Na Facebookowej grupie „Głos ulicy – prywatne komunikaty w przestrzeni publicznej” pojawiło się zdjęcie kartki, które prawdopodobnie zrobiono na Gubałówce. Może zrobiono je w innym miejscu, ale internauci od razu połączyli je z Zakopanem.
Górale nie przestaną zaskakiwać
Zobacz
– Jeśli chodzi o polskie góry, to jest tam wiele szczytów. Na przykład, szczyt zachłanności – napisał twórca pod zdjęciem.
Zrozumiałe jest, że głaskanie konia może być dla niego nie przyjemne.
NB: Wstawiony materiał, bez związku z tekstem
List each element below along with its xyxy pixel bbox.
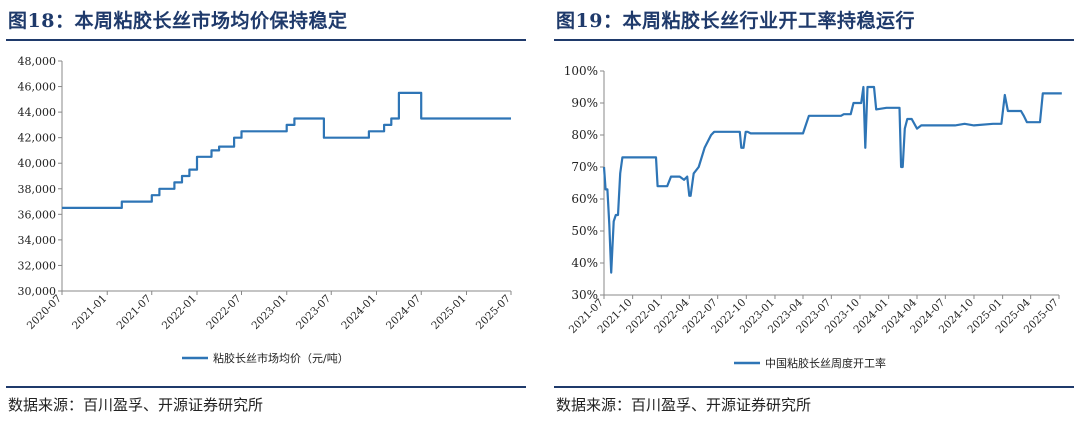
price-y-tick-label: 42,000 [18, 132, 57, 145]
price-x-tick-label: 2025-01 [429, 293, 468, 332]
right-panel: 图19：本周粘胶长丝行业开工率持稳运行 100% 90% 80% 70% 60% 50% 4… [554, 0, 1074, 421]
rate-y-tick-label: 40% [571, 256, 598, 270]
left-title-rule [6, 39, 526, 41]
price-x-tick-label: 2020-07 [25, 293, 64, 332]
price-y-tick-label: 48,000 [18, 55, 57, 68]
left-source-rule [6, 386, 526, 388]
price-y-tick-label: 44,000 [18, 106, 57, 119]
rate-series-line [602, 85, 1062, 274]
rate-y-tick-label: 70% [571, 160, 598, 174]
price-x-tick-label: 2025-07 [474, 293, 513, 332]
left-source-text: 数据来源：百川盈孚、开源证券研究所 [8, 396, 264, 414]
price-y-tick-label: 34,000 [18, 234, 57, 247]
price-legend-label: 粘胶长丝市场均价（元/吨） [213, 351, 349, 365]
price-y-tick-label: 30,000 [18, 285, 57, 298]
rate-y-tick-label: 30% [571, 288, 598, 302]
left-panel: 图18：本周粘胶长丝市场均价保持稳定 48,000 46,000 44,000 42,… [6, 0, 526, 421]
price-x-tick-label: 2021-07 [115, 293, 154, 332]
rate-y-tick-label: 100% [564, 64, 598, 78]
price-x-tick-label: 2023-01 [250, 293, 289, 332]
price-y-tick-label: 40,000 [18, 157, 57, 170]
price-x-tick-label: 2022-01 [160, 293, 199, 332]
price-x-tick-label: 2022-07 [204, 293, 243, 332]
rate-y-tick-label: 50% [571, 224, 598, 238]
price-x-tick-label: 2023-07 [294, 293, 333, 332]
price-y-tick-label: 46,000 [18, 81, 57, 94]
price-x-tick-label: 2024-07 [384, 293, 423, 332]
left-chart-title: 图18：本周粘胶长丝市场均价保持稳定 [8, 10, 348, 32]
price-series-line [62, 91, 511, 209]
price-y-tick-label: 36,000 [18, 208, 57, 221]
right-source-rule [554, 386, 1074, 388]
rate-y-tick-label: 90% [571, 96, 598, 110]
price-x-tick-label: 2021-01 [70, 293, 109, 332]
right-chart-title: 图19：本周粘胶长丝行业开工率持稳运行 [556, 10, 915, 32]
price-y-tick-label: 38,000 [18, 183, 57, 196]
price-y-tick-label: 32,000 [18, 259, 57, 272]
price-x-tick-label: 2024-01 [339, 293, 378, 332]
rate-y-tick-label: 80% [571, 128, 598, 142]
rate-y-tick-label: 60% [571, 192, 598, 206]
right-title-rule [554, 39, 1074, 41]
price-line-chart: 48,000 46,000 44,000 42,000 40,000 38,000 36,0… [18, 55, 514, 365]
right-source-text: 数据来源：百川盈孚、开源证券研究所 [556, 396, 812, 414]
operating-rate-line-chart: 100%90%80%70%60%50%40%30%2021-072021-102… [564, 64, 1062, 370]
rate-legend-label: 中国粘胶长丝周度开工率 [765, 356, 886, 370]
Szczególnie, kiedy robią to dzieci, które nie mają wyczucia i nie wiedzą, że mogą wyrządzić krzywdę zwierzęciu.
W takiej sytuacji należałoby usunąć konia z tego miejsca, a nie wykorzystywać dręczenia zwierzęcia do zarabiania pieniędzy. Górale takimi sytuacjami sobie nie pomagają.
Internauci krytykują zachowanie górali
Pod postem pojawiła się masa komentarzy krytykujących i wyśmiewających górali. Pojawiły się też osoby broniące górali. Dodatkowo oberwało również Zakopane.
– Zakopane to stan umysłu – pisze internauta.
– Tutaj akurat nie podejrzewam ich o chciwość. Ludzi tam jest mnóstwo i co 2-3 męczy tego biednego konia myśląc, że to dla niego takie przyjemne… – czytamy w komentarzach.
– I górale się dziwią ze maja taka opinie – pisze internauta.
– Pewnie niegrzeczne dzieci zwierzę zaczepiały, biły i ciągnęły za grzywę czy ogon. Bez powodu to nie powstało – czytamy w komentarzach.
– Ile głasków i czy dzieci mają zniżkę? – pisze internauta.